Y le pareció oír a Sidonie murmurar al cerrar violentamente la puerta: «¡Pues lárgate, furcia! Me las pagarás».

«¡Caray! —pensaba al volver a subir a su cupé—, prefiero incluso a mi marido».

Regresó directamente al hotel. Por la noche, le dijo a Maxime que no fuera: estaba indispuesta, necesitaba reposo. Y, al día siguiente, cuando le entregó los quince mil francos para el joyero de Sylvia, se quedó cortada ante su sorpresa y sus preguntas. Era su marido, dijo, que había hecho un buen negocio. Pero a partir de ese día se mostró más antojadiza, cambiaba a menudo las horas de cita que daba al joven, y a menudo incluso lo acechaba en el invernadero para despedirlo. Él no se inquietaba mucho con estos cambios de humor; le agradaba ser una cosa obediente en manos de las mujeres. Lo que le fastidió más fue el giro moral que tomaban a veces sus conversaciones de enamorados. Ella se ponía muy triste, incluso a veces tenía gruesas lágrimas en los ojos. Interrumpía su cancioncilla sobre «el hermoso joven» de
La bella Helena
, tocaba los cánticos del internado, preguntaba a su amante si no creía que el mal era castigado tarde o temprano.
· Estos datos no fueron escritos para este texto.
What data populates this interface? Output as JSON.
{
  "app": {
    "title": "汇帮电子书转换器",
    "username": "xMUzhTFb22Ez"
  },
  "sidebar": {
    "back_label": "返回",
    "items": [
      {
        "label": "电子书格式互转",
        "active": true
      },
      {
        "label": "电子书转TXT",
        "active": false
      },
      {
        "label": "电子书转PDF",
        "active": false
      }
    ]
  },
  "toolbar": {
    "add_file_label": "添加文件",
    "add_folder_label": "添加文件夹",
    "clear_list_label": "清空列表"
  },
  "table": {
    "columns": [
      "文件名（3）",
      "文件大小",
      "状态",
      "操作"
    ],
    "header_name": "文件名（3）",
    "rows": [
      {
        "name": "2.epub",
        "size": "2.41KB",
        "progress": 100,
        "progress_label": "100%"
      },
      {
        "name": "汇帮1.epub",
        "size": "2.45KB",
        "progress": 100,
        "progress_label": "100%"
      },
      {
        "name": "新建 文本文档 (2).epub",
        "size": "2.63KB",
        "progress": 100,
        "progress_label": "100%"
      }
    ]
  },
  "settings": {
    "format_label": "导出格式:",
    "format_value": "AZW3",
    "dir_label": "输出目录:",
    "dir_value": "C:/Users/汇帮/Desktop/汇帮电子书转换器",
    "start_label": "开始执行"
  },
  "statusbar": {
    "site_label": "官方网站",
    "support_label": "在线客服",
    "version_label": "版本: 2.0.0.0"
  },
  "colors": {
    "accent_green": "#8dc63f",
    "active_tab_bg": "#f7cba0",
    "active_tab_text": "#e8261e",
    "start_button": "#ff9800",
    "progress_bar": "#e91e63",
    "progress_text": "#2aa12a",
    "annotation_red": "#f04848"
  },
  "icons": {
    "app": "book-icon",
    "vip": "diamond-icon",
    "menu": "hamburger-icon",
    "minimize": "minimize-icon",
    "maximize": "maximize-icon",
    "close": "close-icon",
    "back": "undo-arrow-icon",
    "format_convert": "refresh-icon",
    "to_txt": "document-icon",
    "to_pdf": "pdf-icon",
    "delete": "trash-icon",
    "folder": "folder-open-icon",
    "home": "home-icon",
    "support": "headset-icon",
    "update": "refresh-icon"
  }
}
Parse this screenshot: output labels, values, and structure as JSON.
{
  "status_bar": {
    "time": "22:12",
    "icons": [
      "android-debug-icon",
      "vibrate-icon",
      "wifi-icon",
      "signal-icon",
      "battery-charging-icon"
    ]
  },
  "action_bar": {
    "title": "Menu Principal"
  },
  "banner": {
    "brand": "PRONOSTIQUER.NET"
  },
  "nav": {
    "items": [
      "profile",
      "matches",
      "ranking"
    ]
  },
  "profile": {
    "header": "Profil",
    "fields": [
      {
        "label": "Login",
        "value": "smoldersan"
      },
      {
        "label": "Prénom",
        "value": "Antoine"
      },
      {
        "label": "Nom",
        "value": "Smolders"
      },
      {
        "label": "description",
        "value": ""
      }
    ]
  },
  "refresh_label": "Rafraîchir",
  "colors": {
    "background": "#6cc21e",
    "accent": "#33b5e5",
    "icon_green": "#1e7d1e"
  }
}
«Decididamente, está envejeciendo —pensaba él—. A lo sumo resultará divertida un año o dos más».

La verdad es que ella sufría cruelmente. Ahora, habría preferido engañar a Maxime con el señor De Saffré. En casa de Sidonie se había rebelado, había cedido a una instintiva altivez, al asco de aquel grosero trato. Pero, en los días siguientes, cuando soportó las angustias del adulterio, todo zozobró en su interior, y se sintió tan despreciable que se habría entregado al primer hombre que hubiera empujado la puerta del cuarto de los pianos. Si hasta entonces la idea de su marido se había presentado alguna vez en el incesto, como una pizca de voluptuoso horror, el marido, el hombre en sí, entró a partir de entonces con una brutalidad que cambió sus sensaciones más delicadas en dolores intolerables. Ella, que se complacía en los refinamientos de su falta y que soñaba de buen grado con un rincón de paraíso sobrehumano, donde los dioses disfrutan de sus amores en familia, se precipitaba al vulgar desenfreno, a compartir a dos hombres. En vano intentó gozar con la infamia. Tenía aún los labios calientes de los besos de Saccard cuando los ofrecía a los besos de Maxime. Su curiosidad descendió al fondo de esas voluptuosidades malditas; llegó hasta mezclar esos dos cariños, hasta buscar al hijo en los abrazos del padre. Y salía más despavorida, más lastimada de ese viaje a lo desconocido del mal, de esas tinieblas ardientes en las que confundía a su doble amante, con terrores que ponían un estertor en sus alegrías.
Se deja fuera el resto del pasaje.